Raccomandazioni della Royal Society (UK), 2004

“Le fabbriche ed i laboratori di ricerca dovrebbero trattare nanoparticelle e nanotubi come materiali tossici, e tentare di ridurne o eliminarne la presenza dai loro scarichi.”

Tossicità

Nanoparticelle e nanotubi hanno proprietà differenti rispetto alla stessa sostanza chimica con maggiori dimensioni. Grazie alle loro ridottissime dimensioni, queste particelle potrebbero penetrare all’interno di una cellula ed avere un maggiore potenziale tossico.

Rischi per la salute

La Royal Society inglese, un’organizzazione scientifica indipendente, ha raccomandato che si eviti l’esposizione umana a nanotubi dispersi in aria fino alla conclusione di ulteriori ricerche.

Lo scenario della 'massa grigia'

Secondo lo scienziato Eric Drexler, le nanomacchine sarebbero in grado di replicarsi da sé, e potrebbero quindi consumare tutte le risorse materiali esistenti sulla Terra. Ciò non è più considerato possibile e l’autore ha ritirato la sua tesi.

Nanotubi di carbonio 2

Manifestano proprietà elettriche e forza straordinarie: sono 100 volte più forti dell’acciaio e 6 volte più leggeri caratteristiche che possono rivelarsi utili per la somministrazione di medicinali ed per altre applicazioni elettriche e meccaniche.

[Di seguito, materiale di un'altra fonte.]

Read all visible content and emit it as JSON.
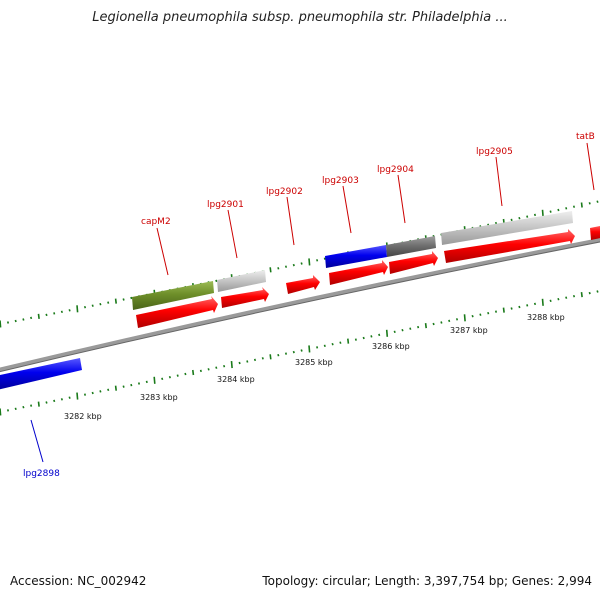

Chi investe nelle nanotecnologie?

Nel 2010 gli Stati Uniti ed il Giappone sono i maggiori investitori. L’UE ed altri Paesi europei hanno previsto una spesa superiore ai 4 miliardi di euro nei prossimi quattro anni. Anche i maggiori Paesi in via di sviluppo stanno investendo somme considerevoli.

Attuali applicazioni 1

Sono stati fabbricati calzini che contengono nanoparticelle di argento, per ridurre l’odore della sudorazione . L’effetto antibatterico dell’argento è potenziato dalla maggiore area offerta dalla nano-scala.

Attuali applicazioni 2

La marina americana sta iniziando a rivestire le sue navi con nanostrati di ceramica, il che impedisce agli organismi marini di danneggiare i componenti in metallo, con un risparmio in costi di manutenzione di circa un milione di dollari all’anno per nave.

Applicazioni possibili 1

Si possono utilizzare nanoparticelle magnetiche per indirizzare e posizionare medicinali nella zona colpita dalla malattia. Si possono riempire dei nanotubi con i medicinali e controllare la loro somministrazione dall’esterno del corpo.

Applicazioni possibili 2

Si possono utilizzare minuscole particelle d’oro attaccate a dei frammenti di DNA per individuare la presenza nel sangue di organismi nocivi come virus e batteri.

Applicazioni possibili 3

Si potrebbero incapsulare i vaccini in nanomateriali, eliminando così la necessità di refrigerarli. Cosa succeda quando questi materiali si rompono, ancora non si sa. Degli studi sono attualmente in corso per determinarlo.

Applicazioni possibili 4

Si può fare in modo che nanoparticelle di ferro si leghino a cellule cancerose; la temperatura delle nanoparticelle può essere aumentata con dei campi magnetici, distruggendo così le cellule cancerose.

Applicazioni possibili 5

Attualmente, le protesi d’anca in plastica durano circa 10 anni. Ricoprendole con uno strato di ceramica, potrebbero durare fino a 40 anni, grazie all’aumento della resistenza che la ceramica manifesta su nanoscala.

Applicazioni possibili 6

Nuove fonti di luce che contengano nanotubi di carbonio potrebbero dimezzare la quantità di energia elettrica attualmente utilizzata.

Applicazioni possibili 7

L’uso di nuovi materiali potrebbe ridurre il costo dei pannelli solari, e la produzione d’elettricità solare su larga scala diverrebbe così economicamente conveniente.

Applicazioni possibili 8

Sarebbe possibile utilizzare nanoparticelle specializzate per purificare acqua, terra o persino aria inquinate. Siamo attualmente in grado di produrre membrane con pori di dimensioni tanto ridotte da riuscire ad eliminare i virus dall’acqua.

Applicazioni possibili 9

Si potrebbero utilizzare nanomateriali in grado di emettere luce per fare schermi TV dello spessore di un foglio di carta, da poter arrotolare come un giornale, funzionanti con una carica elettrica minima.